To formally declare someone a saint, the Church demands evidence of sanctity backed up by well evidenced miracles. We are all called to be saints but very few are formally declared canonised saints. The diocesan tribunal judgement of a candidate for canonization is notified to the Congregation for the Causes of the Saints. Once the Pope approves the Decree of Heroic Virtue, the person becomes Venerable. To proceed further, a well-evidenced miracle is required. The diocese in which the purported miracle has occurred conducts its own investigation.
The miracle must only be attributed to the intercession of a Venerable alone rather than invoking the intercession of a litany of saints, and the miracle must be more or less instantaneous. In the case of martyrdom, the requirement for a miracle is waived. Then with the Pope’s approval, the person is beatified and declared Blessed. A second miracle is now required for canonisation of the Blessed and the person is then called a saint.
The canonisation of Mother Cabrini
An example of a canonisation miracle is that of the healing of Peter Smith in the canonisation of Mother Cabrini in 1946. Mother Cabrini (1850-1917) in 1880 founded the Institute of Missionary Sisters of the Sacred Heart of Jesus. In a Missionary Sisters hospital, a nurse dropped 50- per cent silver nitrate solution, instead of 1-per cent strength eye-drops into the eyes of newborn Peter. His face was “like charred wood, cheeks and lips blackened and burnt…where eyes should be are only two grotesque edemic swellings.”
The doctors and specialist eye doctor could do nothing. The baby was totally blind and disfigured. The nuns prayed all night to their foundress, Mother Frances Cabrini, seeking a miracle. The following morning, they found Peter had two perfect eyes, and his skin was healing without scarring. Shortly after this, Peter got pneumonia and was on the verge of death. The sisters again prayed all night and the next morning, a second miracle occurred as the pneumonia was gone. Peter attended the Mother Cabrini’s canonisation ceremony and eventually became a priest. This miracle has religious significance, is a sign verifying theism and is inexplicable in terms of philosophical naturalism.
Sr. Marie Simon-Pierre
A more recent canonisation example involved Sr.
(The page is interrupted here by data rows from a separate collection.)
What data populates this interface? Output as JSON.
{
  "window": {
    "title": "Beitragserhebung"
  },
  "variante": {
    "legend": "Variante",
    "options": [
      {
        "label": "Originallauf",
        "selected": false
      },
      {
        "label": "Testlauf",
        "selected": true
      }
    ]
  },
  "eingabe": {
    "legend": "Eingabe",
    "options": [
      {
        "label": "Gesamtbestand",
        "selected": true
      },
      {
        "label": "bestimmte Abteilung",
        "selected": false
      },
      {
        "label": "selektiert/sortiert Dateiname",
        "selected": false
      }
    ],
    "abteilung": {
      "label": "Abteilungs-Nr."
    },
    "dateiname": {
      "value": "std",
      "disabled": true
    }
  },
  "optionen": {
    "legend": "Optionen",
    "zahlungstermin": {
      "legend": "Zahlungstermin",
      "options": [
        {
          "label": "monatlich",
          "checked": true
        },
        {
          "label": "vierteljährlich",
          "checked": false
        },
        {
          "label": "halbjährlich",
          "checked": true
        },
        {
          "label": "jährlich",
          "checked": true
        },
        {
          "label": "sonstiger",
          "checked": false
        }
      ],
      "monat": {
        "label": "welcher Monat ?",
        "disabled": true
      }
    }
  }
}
Marie Simon-Pierre who suffered from the same disease as Pope John Paul II, namely the degenerative, incurable Parkinson’s disease. The forty-year-old nurse was exhausted with pain, hand tremors and a paralysed left arm.
Pope Benedict XVI had waived the canonization five-year rule for John Paul II, so the nun’s congregation of the Little Sisters of Catholic Motherhood prayed to the recently departed Pope John Paul II to intercede with God for a miracle. A miracle was granted two months to the hour after the Pope’s death.
Well Evidenced Canonization Miracles
Well evidenced miracles, especially from Lourdes, indicate that miracles are possible and the evidence is compelling, so miracles produce significant evidence for theism. G.K. Chesterton said, “The most incredible thing about miracles is that they happen.” Miracles support the view that faith is reasonable, but sometimes people take a possibly more unreasonable approach, denying the evidence for a miracle because it could open up the possibility of theism being true. Fyodor Dostoyevsky claimed that if an unbeliever is “confronted with a miracle as an irrefutable fact he would rather disbelieve his own senses than admit the fact.”